The Iowa Cubs righthander had his choice between baseball and basketball scholarships coming out of his Greenville, S.C., high school. While neither sport would have been wrong for him, baseball is proving to be a better fit.
As the season stretched into late June, the 22-year-old Jackson had gone 3-6, 3.48 through 17 games, 10 of them starts. He had struck out a modest 47 over 72 innings, owing most of his success to his stinginess with baserunners.
Jackson had issued just 15 walks, or 1.9 per nine innings. His 1.04 WHIP paced the Pacific Coast League, while his .226 opponent average ranked fourth.
"He's got that rubber arm. He can bounce back, and he's got some versatility," said Oneri Fleita, the Cubs vice president of player personnel. "He can be a starter and give you 200-plus innings or be a guy in the seventh, eighth, and ninth inning—and not everybody can do that."
Power has never been an issue for Jackson. His fastball reaches the mid-90s, after all. But his rapid acceleration through Chicago's system, from ninth-round pick in 2008 to Triple-A at the tail end of '09, is due to increased control of his curveball, slider, and changeup.

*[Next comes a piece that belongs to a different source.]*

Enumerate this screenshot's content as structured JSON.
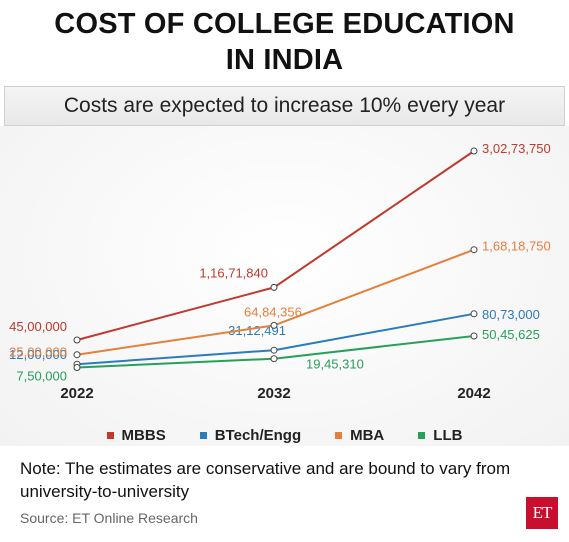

"He's a very good athlete and has the ability to throw four pitches for strikes," Fleita said.
Jackson vows to continue working on his offspeed pitches, "until I can do it in my sleep," he said.
While he now ranks as the top Cubs' pitching prospect still in the minors, Jackson was not a blue chipper on draft day two years ago. He played for Furman University, where he earned first-team all-Southern Conference honors as a junior in 2008. But despite success, Jackson had to deal with skeptics.
Sure, he did it at Furman, but how would he do at a big school?, went the thinking.
While playing for the Paladins kept him out of the spotlight, it offered many advantages. Jackson was able to start as a freshman and was not forced to specialize in pitching. An athletic 6-foot-1 and 195 pounds, he played outfield and first base on days he didn't pitch and was his own DH on the days he did.
As a pro, Jackson carries a .222 average through 36 at-bats. He even cracked a home run last season for Double-A Tennessee.
"I work so that I don't look silly up there," Jackson said.
Playing for Furman also allowed Jackson to stay close to his Taylors, S.C., home, where his father Randy Sr. is a Baptist minister. In actuality, Jay is Randy Jr., and "Jay" is something his mother has called him since childhood.
Randy Sr. was a basketball player in his day, and Jay starred as a dual-sport star at the Christ Church Episcopal School. But Jay doubted that he would make it to the NBA given his height, so he opted for baseball in college. But his doubts about that sport persisted.
"I didn't think I would really have a chance to play baseball professionally until after my sophomore year," he said. "Everything was up in the air, but baseball came together."
Jackson keeps in constant contact with his family, particularly 19-year-old sister Jasmine, who has Down's Syndrome.
He didn't have to rely on texts and calls on April 19, when Jasmine and the rest of the Jackson family drove to Nashville to watch Jay pitch. The effort wasn't wasted: He allowed two hits and one walk in eight shutout innings.
"He could have pitched in the big leagues that night," Iowa pitching coach Mike Mason said. "Maybe we need to dip into the budget and bring them out here every game."
On The Fast Track
While that start was clearly a season highlight, Mason was just as happy with Jackson's follow-up on April 25. In that start, he allowed nine baserunners in five innings against Round Rock but held the Express to two runs.
"A lot of guys wouldn't have been as fortunate," Mason said. "He's learning to use offspeed pitches when in the past he probably wouldn't have. He still gets a little over-anxious, but he's got enough stuff to get away with it."
Mason and Iowa manager Ryne Sandberg have been steadying influences. Jackson has pitched for Sandberg, the Cubs' Hall of Fame second baseman, at three different levels in the organization, and Jackson said the two have learned together.
"You couldn't ask for a better manager. He manages with a lot of fire, and he's been a great influence on me," Jackson said.
This season at least, Chicago has shown a willingness to promote its elite prospects aggressively to the big leagues.
Both righthander Andrew Cashner, 23, and shortstop Starlin Castro, 20, jumped from Double-A to the big leagues before the end of May. In fact, Castro became the first big leaguer to be born in the 1990s when he debuted for Chicago on May 7.
Jackson said seeing the sudden ascension of Cashner adds no pressure.
"We're two different pitchers," he said. "They expect a lot out of him, but with me, there's still a lot of things they can do with me."
Fleita added that Jackson requires no mechanical or mental adjustment to reach the big leagues.
"He needs innings," Fleita said. "You hope when a guy like that gets called up, he's here to stay. He's got too much talent to be a guy who bounces back and forth."
Whether as a starter or a reliever, Fleita wouldn't say, adding only that Jackson has the talent to excel in either role.